1974
réalisé par: Bertrand Blier
avec: Gérard Depardieu, Miou-Miou, Patrick Dewaere
C’est toujours triste de voir un film mal vieillir. Ce qui nous semblait pertinent dans le contexte de l’époque devient dissonant aujourd’hui. Les mœurs évoluent et parfois, le long-métrage perd de sa substance. Mais ce n’est pas tout à fait le cas des “Valseuses”, ce road-movie fou porté par Patrick Dewaere, Gérard Depardieu et Miou-Miou. Le film garde son potentiel comique mais plusieurs tournants du scénario transforment “Les valseuses” en un mini-drame sociétal.
Cette histoire, c’est celle de Jean-Claude et Pierrot, deux amis inséparables qui vivent une vie de liberté totale. Ils prennent ce qu’ils veulent, n’hésitent pas à transgresser la loi pour leur bon plaisir, et surtout accostent ouvertement toutes les dames à leur goût pour satisfaire leur appétit sexuel. En chemin, ils sont rejoints par Marie-Ange, pressée de quitter ses habitudes pour suivre les deux compères dans leur périple.
En avant-propos, on va commencer par faire un pacte: disons-nous la vérité. Le succès du film à l’époque est bien sûr lié à son contenu et son message, mais il ne fait aucun doute que l’abondance de scènes charnelles a su attirer des regards curieux. Aujourd’hui, on ne s’offusque pas, mais pour l’époque, “Les valseuses” était un film franchement osé. Nul doute que les accents “Soft Porn” du long-métrage ont su conquérir les plus coquins.
Le vrai problème en 2020, c’est que nos deux héros sont très entreprenants avec les dames, bien trop. Certes, en 1974, la libération sexuelle règne mais tout de même, des poussées de toxicité masculine ponctuent le film et invitent à s’interroger: les motivations de Pierrot et Jean-Claude ne trahissent-elles pas un mal plus profond?
Grâce à une interprétation formidable, venue d’une époque où Depardieu ne se résumait pas à un simple soûlard, on serait tenté de dire oui. Le trio d’acteurs principaux est fascinant de naturel. Une performance collective qui fait encore référence. On peut lire des traumatismes plus enfouis dans certaines attitudes, certains visages. Le film repose sur eux et ils le portent parfaitement.
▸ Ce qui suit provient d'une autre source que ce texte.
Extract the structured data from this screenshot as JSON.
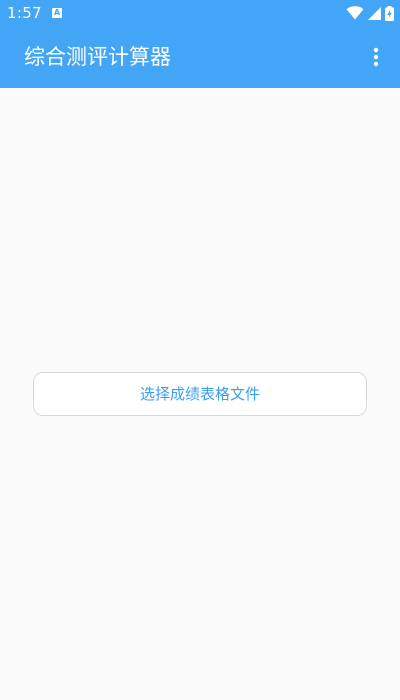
{
  "status_bar": {
    "time": "1:57",
    "notification_icon": "a-app-icon",
    "icons": [
      "wifi-icon",
      "signal-icon",
      "battery-charging-icon"
    ]
  },
  "app_bar": {
    "title": "综合测评计算器",
    "menu_icon": "more-vert-icon"
  },
  "main": {
    "select_file_label": "选择成绩表格文件"
  },
  "colors": {
    "primary": "#42a5f5",
    "background": "#fafafa",
    "button_text": "#3b9ff0",
    "button_border": "#d9d9d9"
  }
}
« Deux indiens scrutant l’horizon »
Derrière la caméra, Bertrand Blier s’appuie entre autres sur un procédé diablement efficace: Depardieu et Dewaere sont presque toujours dans le cadre, et le plus souvent ensemble. Jusque là du classique, mais en imposant également énormément de mouvement des acteurs, la démarche singulière des deux partenaires nous rappelle presque au temps du noir et blanc un côté Laurel et Hardy.
En plus de la liberté sexuelle affichée très clairement, “Les valseuses” ne va pas s’arrêter là et le film va devenir une véritable ode aux plaisirs libres. Voler une voiture juste pour faire un tour, se tirer sans payer d’un restaurant ou encore racketter un riche docteur: tout cela, le film l’expose avec une sorte de bienveillance un peu étrange mais pas insensée. Il est là le coeur du film, dans cette façon de lâcher les deux héros dans notre société et les observer évoluer.
On est aussi interpellé par le rôle de Jeanne Moreau dans l’histoire, celui d’une tout juste libérée de prison dont les deux lascars vont presque tomber amoureux. Ce personnage est au plus bas de l’échelle sociale et pourtant c’est elle qui a droit au plus de respect. D’une façon générale, plus un personnage est miséreux, plus les deux amis sont bienveillants. Liberté, mais aussi une forme de justice.
Malgré leurs sentiments déviants, Dewaere et Depardieu pourraient presque passer pour des Robins des bois: en dépouillant les riches et en le faisant avec panache et grandiloquence, on s’attache à ses deux hommes en perdition. À long terme, on imagine mal comment leur destin pourrait bien finir, mais le temps du film, on adhère à leur cause.
Le message principal du film se résume pour nous en une phrase: trop de libertés irraisonnées mènent au chaos, mais notre société contraint bien trop ses citoyens et une envie de lutte pour plus de droits gagne le spectateur.
“Les valseuses” est un film qui a mal vieilli dans certaines de ses attitudes, mais son pouvoir pour insuffler une envie de liberté n’a pas changé d’un pouce.